The evening passed in a mood of extreme conviviality. The locals wanted to know my opinion of Sylvester Stallone;Rambo and Cobra were making box-office history throughout the South Pacific. They wanted to discuss soccer, drug smuggling, kava, travels. There was no sense of a color barrier, or even of national boundaries. I felt as if I'd been whisked off to another planet where everyone spoke perfect English-just like in all those old science fiction movies. Who could imagine that, a mere 125 years ago, the evening's bonhomie might have ended with my sweetmeats in their stockpot?

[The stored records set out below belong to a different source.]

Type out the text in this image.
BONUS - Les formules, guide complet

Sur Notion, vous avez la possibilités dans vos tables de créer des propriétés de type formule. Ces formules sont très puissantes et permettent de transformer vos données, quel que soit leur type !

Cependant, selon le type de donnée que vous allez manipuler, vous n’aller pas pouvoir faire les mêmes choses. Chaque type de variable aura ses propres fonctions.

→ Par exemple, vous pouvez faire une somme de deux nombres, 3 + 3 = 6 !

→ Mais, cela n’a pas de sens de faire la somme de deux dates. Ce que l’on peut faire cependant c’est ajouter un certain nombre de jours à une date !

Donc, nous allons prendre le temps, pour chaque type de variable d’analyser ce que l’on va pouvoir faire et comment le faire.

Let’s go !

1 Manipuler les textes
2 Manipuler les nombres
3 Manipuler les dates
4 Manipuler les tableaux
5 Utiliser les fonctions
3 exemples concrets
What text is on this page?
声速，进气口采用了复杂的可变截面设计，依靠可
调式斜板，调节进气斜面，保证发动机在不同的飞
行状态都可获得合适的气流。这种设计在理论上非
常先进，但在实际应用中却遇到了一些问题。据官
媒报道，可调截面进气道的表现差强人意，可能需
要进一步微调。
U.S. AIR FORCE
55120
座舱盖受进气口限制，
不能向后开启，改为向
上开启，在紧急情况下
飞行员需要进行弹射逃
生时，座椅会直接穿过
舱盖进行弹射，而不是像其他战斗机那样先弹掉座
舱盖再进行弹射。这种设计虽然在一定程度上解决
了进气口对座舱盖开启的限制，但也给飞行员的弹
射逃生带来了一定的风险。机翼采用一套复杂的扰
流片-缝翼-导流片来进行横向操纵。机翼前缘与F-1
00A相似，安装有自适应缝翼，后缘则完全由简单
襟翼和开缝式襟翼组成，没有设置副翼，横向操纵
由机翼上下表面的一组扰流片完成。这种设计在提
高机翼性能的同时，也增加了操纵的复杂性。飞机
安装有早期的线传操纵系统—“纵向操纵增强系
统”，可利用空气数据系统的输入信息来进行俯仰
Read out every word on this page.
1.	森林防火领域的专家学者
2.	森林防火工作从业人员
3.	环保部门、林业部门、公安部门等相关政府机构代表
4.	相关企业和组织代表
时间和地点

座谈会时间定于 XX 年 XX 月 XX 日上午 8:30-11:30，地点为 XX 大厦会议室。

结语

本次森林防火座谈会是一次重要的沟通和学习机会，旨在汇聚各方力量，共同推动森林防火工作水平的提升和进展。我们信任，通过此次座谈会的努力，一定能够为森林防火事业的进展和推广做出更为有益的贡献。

As midnight rolled upon us, I became cognizant of the fact that my plane to Honiara would leave in less than six hours. It was a brutal thought, but there was nothing for it. We bade our farewells, slurring, amid vows to keep in touch and promises to meet again-in Fiji or America. I had known these people for only a few hours, but felt as if I were leaving family.

I walked back home along the Queen's Parade, a white man in a white shirt on a balmy bright night, as the ocean clapped against Viti Levu. Above, the Southern Cross burned between the clouds. I was very, very happy. I don't think it was just the kava.

The next morning, a small jet carried me off to the Solomon Islands.